Segundo o texto, os valores de frete e seguro “são considerados serviços
utilizados como insumos à produção ou à prestação de serviços”. Dessa forma,
diz a Cosit, dão direito ao crédito das contribuições sociais.
O Carf já compreendia assim o assunto, desde junho de 2024, quando a 3ª
Turma do Conselho Superior aprovou a Súmula nº 188. Ela afirma que “é
permitido o aproveitamento de créditos sobre as despesas com serviços de
fretes na aquisição de insumos não onerados pela contribuição para o
PIS/Pasep e pela Cofins não cumulativas”, desde que o serviço tenha sido
tributado.
Os três acórdãos tomados como paradigmas para a edição da súmula são de
autuações direcionadas a empresas do agronegócio, que deve ser o setor mais
beneficiado pelo entendimento, por ter muitos insumos desonerados, segundo
Guilherme Saraiva Grava, do Diamantino Advogados Associados. Mas todo o
setor produtivo, acrescenta, pode se beneficiar.
No cerne das discussões está o artigo 3º, parágrafo 2º, inciso II, da Lei nº
10.833/2003 e a Lei nº 10.637/2003. O dispositivo estabelece que bens ou
serviços não sujeitos ao pagamento das contribuições sociais não dão direito a
créditos de PIS e Cofins.
A Receita, historicamente, afirmava que o regime jurídico do frete
acompanhava o do produto. Significava que, se a mercadoria tinha alíquota
zero, não era possível aproveitar o crédito do frete, mesmo que ele fosse
tributado.
A situação começou a mudar no ano de 2018, quando o Superior Tribunal de
Justiça (STJ) definiu, no Tema 779, que o insumo deve ser conceituado
conforme a essencialidade ou relevância de um determinado bem ou serviço
para a atividade econômica da empresa. Segundo Rodrigo Taraia, sócio do
BMA Advogados, esse entendimento abriu a possibilidade de o frete ser
considerado um elemento autônomo para fins de creditamento.
Foi exatamente essa a conclusão da 2ª Turma do Câmara Superior do Carf ao
julgar o recurso de uma cooperativa agroindustrial no ano de 2023 e assentar
que “o frete pago para o transporte de insumos não onerados pelo PIS e pela
Cofins é uma operação autônoma em relação à aquisição destes insumos”.
Portanto, segundo o colegiado, “os fretes para transporte de insumos que não
sofrem a tributação do PIS e da Cofins geram direito ao crédito de não
cumulatividade” (processo nº 10925.901060/2011-34).
A solução de consulta da Receita, para especialistas, traz mais segurança ao
tema, por “fechar o círculo” da jurisprudência que já vinha se consolidando.

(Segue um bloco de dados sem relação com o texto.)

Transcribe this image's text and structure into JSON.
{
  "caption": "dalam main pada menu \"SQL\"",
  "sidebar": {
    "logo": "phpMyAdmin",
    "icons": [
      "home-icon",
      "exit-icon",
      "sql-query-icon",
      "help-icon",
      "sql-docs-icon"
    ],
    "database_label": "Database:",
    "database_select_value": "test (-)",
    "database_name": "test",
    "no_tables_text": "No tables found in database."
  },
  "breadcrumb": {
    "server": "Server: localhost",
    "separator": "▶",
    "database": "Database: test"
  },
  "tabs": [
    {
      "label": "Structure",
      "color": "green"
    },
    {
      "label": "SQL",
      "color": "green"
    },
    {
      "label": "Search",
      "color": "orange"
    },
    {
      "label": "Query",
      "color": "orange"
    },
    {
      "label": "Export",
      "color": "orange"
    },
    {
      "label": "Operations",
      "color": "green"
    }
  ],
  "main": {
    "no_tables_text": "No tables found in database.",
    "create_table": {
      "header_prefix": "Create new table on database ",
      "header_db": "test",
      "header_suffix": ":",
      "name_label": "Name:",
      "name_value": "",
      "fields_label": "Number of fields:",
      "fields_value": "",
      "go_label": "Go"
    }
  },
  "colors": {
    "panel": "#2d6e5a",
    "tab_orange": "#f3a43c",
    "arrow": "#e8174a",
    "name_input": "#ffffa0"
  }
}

“Não era bom a Receita, apesar de haver súmula do Carf, ter a possibilidade de
continuar autuando por não ter atualizado as normas. Com a uniformização do
entendimento, o contribuinte não corre mais risco”, diz Guilherme Grava.
Apesar dessa segurança, a norma trata apenas de um tipo específico de frete,
em um único momento da cadeia de produção, pontua Rodrigo Taraia. Outras
discussões permanecem em aberto, acrescenta, tanto no âmbito administrativo
quanto judicial.
Para o transporte entre estabelecimentos de produtos acabados ainda existe
controvérsia. O Carf tem posicionamento desfavorável ao contribuinte,
resumido na Súmula nº 217. O texto diz que “os gastos com fretes relativos ao
transporte de produtos acabados entre estabelecimentos da empresa não geram
créditos de contribuição para o PIS/Pasep e de Cofins não cumulativas”.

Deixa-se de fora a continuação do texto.